Ion the articles, he appeared to be somewhat of a swashbuckler type. If anyone can give some pointers as far as finding a picture of his plane, etc., it would be very much appreciated. I would like to join your 44th Bomber Group if possible. I never want to forget Chester and membership would be a great way to commemorate his service. I would also like to come to your convention in Shreveport, LA this year.
Thanks for all your help. Now I can complete Chester's story to pass down forever. I assume the entire crew of the "Little Beaver" was lost. If there are any members that might have known Chester or the crew, I would really like to speak to them. Thanks again.
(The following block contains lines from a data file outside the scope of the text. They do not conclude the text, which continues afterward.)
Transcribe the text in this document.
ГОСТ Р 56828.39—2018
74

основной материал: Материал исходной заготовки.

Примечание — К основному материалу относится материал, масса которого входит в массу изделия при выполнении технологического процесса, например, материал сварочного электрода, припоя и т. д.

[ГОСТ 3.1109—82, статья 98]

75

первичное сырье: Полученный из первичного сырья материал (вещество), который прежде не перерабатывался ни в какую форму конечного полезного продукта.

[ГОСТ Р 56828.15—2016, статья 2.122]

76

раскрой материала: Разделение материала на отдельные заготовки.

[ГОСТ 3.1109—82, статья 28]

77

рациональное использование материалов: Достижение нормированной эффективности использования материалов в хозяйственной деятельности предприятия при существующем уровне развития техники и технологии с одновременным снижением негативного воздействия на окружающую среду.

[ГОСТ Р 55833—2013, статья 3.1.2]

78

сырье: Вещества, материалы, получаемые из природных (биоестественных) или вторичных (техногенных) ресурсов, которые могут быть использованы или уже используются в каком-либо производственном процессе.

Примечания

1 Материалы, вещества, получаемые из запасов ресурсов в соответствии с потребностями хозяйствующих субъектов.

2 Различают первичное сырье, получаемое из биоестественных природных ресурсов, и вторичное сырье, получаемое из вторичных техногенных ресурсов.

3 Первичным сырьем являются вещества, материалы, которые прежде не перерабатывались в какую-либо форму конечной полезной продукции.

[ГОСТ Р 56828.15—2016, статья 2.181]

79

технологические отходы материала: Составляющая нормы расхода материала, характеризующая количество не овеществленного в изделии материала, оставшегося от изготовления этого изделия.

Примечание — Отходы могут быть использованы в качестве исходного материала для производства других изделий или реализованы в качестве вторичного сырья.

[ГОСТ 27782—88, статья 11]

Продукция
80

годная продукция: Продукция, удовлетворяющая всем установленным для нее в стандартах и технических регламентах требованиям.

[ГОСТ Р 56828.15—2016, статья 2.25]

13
Aaron K. Williams, 840 F.M. 3427 Greenville, Texas 75401-6778. (903)455-2505.
(E-mail to Roy Owen, Jerry Folsom and Will Lundy)
August 28, 2001
Roy, I am sure you are aware that General Howard Moore, "Bill" Cameron and Bob Brown were close friends with Chester and perhaps could add much to what you are providing Aaron including photographs, personal anecdotes/stories, etc. Chester was killed over the target (Kiel) from a flak burst and the airplane spun out of control. Several (4) of the crew survived and became POWs, one of whom, S/Sgt. Forehand, Charles C., was a BGVA member, but is listed in our Roster as deceased in 2000. Do you know if any of the other three are still living? I cannot find any of them in my files. We look forward to meeting Aaron in Shreveport. Mike
To All: (from Roy Owen)
I have answered Aaron. I'll take care of getting him all we have on Captain Phillips. Thanks. If I need any help finding anything, I'll holler. Roy Owen.